Pros
The people you work with at the ground level are genuinely great for the most part, with strong collaboration and camaraderie despite the broader environment. There will always be a few exceptions, but overall the peer group is a highlight. Employees at HQ get access to a toy discount, which is a nice perk. There’s also something meaningful about working with such iconic, legacy brands. It brings a sense of nostalgia and pride that’s hard to find elsewhere.
Cons
Everyone wants to blame the CEO. And honestly, that’s fair. The approval ratings speak for themselves. The “Playing to Win” narrative sounds great in interviews and LinkedIn posts, but inside the company it feels completely disconnected from reality. The tone at the top is cold, corporate, and out of touch. Forcing employees back into the office while signaling a preference for “younger, smarter talent” sends a pretty clear message about how current employees are viewed. But the real problem isn’t just at the top. It’s the layer right beneath it. Mid-level management is where Hasbro truly breaks down. These are the people employees deal with every day, and too many of them are focused on climbing the ladder instead of supporting their teams. If you challenge ideas, think differently, or don’t fall in line, you’re not seen as valuable. You’re seen as a problem. Conformity wins here, not performance. The culture is driven by politics and cliques. If you’re not in the right circle, you feel it immediately. People operate carefully, constantly reading the room, waiting for the next reorg or layoff to hit. And those layoffs come often.

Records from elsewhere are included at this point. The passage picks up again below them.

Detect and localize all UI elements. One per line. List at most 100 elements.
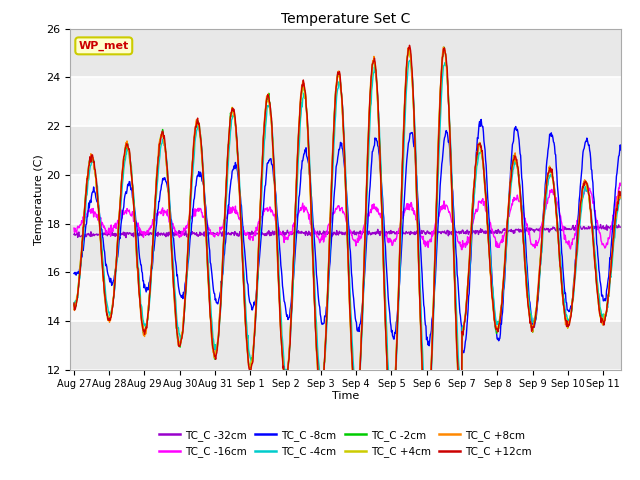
TC_C -16cm: [445, 209, 453, 215]
TC_C +4cm: [424, 425, 431, 431]
TC_C +12cm: [447, 147, 454, 153]
TC_C +8cm: [126, 154, 134, 160]
TC_C -8cm: [498, 321, 506, 327]
TC_C -16cm: [70, 225, 78, 231]
TC_C -16cm: [616, 180, 624, 186]
TC_C -8cm: [458, 350, 466, 356]
Bar: [70, 272, 621, 321]
TC_C -16cm: [291, 219, 299, 225]
Line: TC_C +8cm: TC_C +8cm: [74, 47, 621, 432]
TC_C -4cm: [406, 58, 414, 63]
TC_C +4cm: [508, 169, 515, 175]
TC_C +12cm: [498, 303, 506, 309]
TC_C -32cm: [70, 231, 78, 237]
TC_C +4cm: [617, 194, 625, 200]
TC_C -16cm: [507, 206, 515, 212]
Y-axis label: Temperature (C): Temperature (C): [34, 154, 44, 245]
TC_C +4cm: [498, 301, 506, 307]
TC_C -2cm: [447, 151, 454, 157]
TC_C -8cm: [291, 252, 299, 258]
TC_C -2cm: [508, 169, 515, 175]
TC_C +12cm: [126, 150, 134, 156]
TC_C -8cm: [70, 271, 78, 276]
TC_C -8cm: [477, 117, 485, 122]
TC_C +8cm: [311, 309, 319, 314]
TC_C -2cm: [70, 302, 78, 308]
Bar: [70, 175, 621, 224]
TC_C -32cm: [446, 231, 454, 237]
Line: TC_C -2cm: TC_C -2cm: [74, 47, 621, 430]
TC_C +8cm: [70, 302, 78, 308]
TC_C -2cm: [422, 427, 430, 432]
TC_C +8cm: [422, 429, 430, 435]
Legend: TC_C -32cm, TC_C -16cm, TC_C -8cm, TC_C -4cm, TC_C -2cm, TC_C +4cm, TC_C +8cm, T: TC_C -32cm, TC_C -16cm, TC_C -8cm, TC_C …: [155, 426, 536, 461]
TC_C +12cm: [70, 300, 78, 306]
TC_C +4cm: [447, 155, 454, 160]
TC_C -32cm: [312, 229, 319, 235]
TC_C +8cm: [498, 304, 506, 310]
TC_C +4cm: [291, 213, 299, 219]
TC_C -32cm: [596, 222, 604, 228]
TC_C +8cm: [291, 214, 299, 220]
TC_C -32cm: [292, 228, 300, 234]
Line: TC_C -4cm: TC_C -4cm: [74, 60, 621, 417]
TC_C -8cm: [445, 143, 453, 149]
Bar: [70, 321, 621, 370]
TC_C -16cm: [617, 182, 625, 188]
Bar: [70, 77, 621, 126]
TC_C +8cm: [508, 167, 515, 172]
TC_C +8cm: [447, 156, 454, 161]
TC_C +12cm: [617, 189, 625, 195]
TC_C -32cm: [507, 228, 515, 234]
TC_C -2cm: [311, 305, 319, 311]
TC_C -2cm: [617, 192, 625, 198]
X-axis label: Time: Time: [332, 391, 359, 401]
TC_C -2cm: [498, 305, 506, 311]
Line: TC_C +4cm: TC_C +4cm: [74, 50, 621, 428]
TC_C +12cm: [508, 173, 515, 179]
TC_C -4cm: [508, 181, 515, 187]
Text: WP_met: WP_met: [79, 41, 129, 51]
TC_C +8cm: [617, 191, 625, 196]
TC_C -4cm: [126, 157, 134, 163]
TC_C +4cm: [126, 159, 134, 165]
Bar: [70, 126, 621, 175]
TC_C -16cm: [497, 240, 505, 245]
Line: TC_C -32cm: TC_C -32cm: [74, 225, 621, 238]
TC_C -32cm: [497, 229, 505, 235]
TC_C -8cm: [311, 242, 319, 248]
Line: TC_C -8cm: TC_C -8cm: [74, 120, 621, 353]
Line: TC_C +12cm: TC_C +12cm: [74, 45, 621, 430]
TC_C +12cm: [291, 215, 299, 221]
TC_C +12cm: [422, 427, 430, 433]
Bar: [70, 29, 621, 77]
TC_C -16cm: [126, 210, 134, 216]
TC_C +8cm: [440, 44, 447, 50]
TC_C -4cm: [291, 234, 299, 240]
TC_C -8cm: [508, 157, 515, 163]
TC_C -2cm: [440, 44, 448, 50]
TC_C -4cm: [70, 302, 78, 308]
TC_C +4cm: [441, 47, 449, 53]
TC_C +12cm: [406, 42, 413, 48]
Line: TC_C -16cm: TC_C -16cm: [74, 183, 621, 250]
TC_C -8cm: [617, 147, 625, 153]
TC_C -32cm: [617, 224, 625, 230]
TC_C +4cm: [311, 310, 319, 315]
TC_C +12cm: [311, 305, 319, 311]
TC_C -4cm: [498, 308, 506, 313]
TC_C -4cm: [424, 414, 431, 420]
TC_C -32cm: [122, 235, 130, 240]
TC_C +4cm: [70, 307, 78, 312]
TC_C -16cm: [458, 247, 466, 252]
TC_C -8cm: [126, 179, 134, 184]
TC_C -4cm: [447, 140, 454, 145]
TC_C -4cm: [311, 283, 319, 288]
Bar: [70, 224, 621, 272]
Title: Temperature Set C: Temperature Set C: [281, 12, 410, 26]
TC_C -2cm: [126, 153, 134, 159]
TC_C -32cm: [127, 230, 134, 236]
TC_C -4cm: [617, 193, 625, 199]
TC_C -16cm: [311, 230, 319, 236]
TC_C -2cm: [291, 211, 299, 216]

Large ones, smaller ones, ongoing uncertainty. It’s become part of the rhythm of the company. Even the small things that made work more enjoyable have been stripped away over time. Benefits that once signaled trust and flexibility are gone, replaced with tighter control and less transparency. What’s most frustrating is that managers should be clearing the path for their teams. Instead, many are creating more obstacles. Progress slows, morale drops, and people burn out. So people are leaving. Not because they have to, but because they want to. Talented, capable employees are walking away from a culture that doesn’t support them. If you’re a high performer looking to do great work and be recognized for it, this is probably not the place. Success here often depends more on fitting in than standing out. And for anyone considering joining because they think they’ll be part of that “younger, smarter talent” wave, it’s worth taking a hard look before making the jump. The company doesn’t just need change at the top. It needs a serious reset in the middle.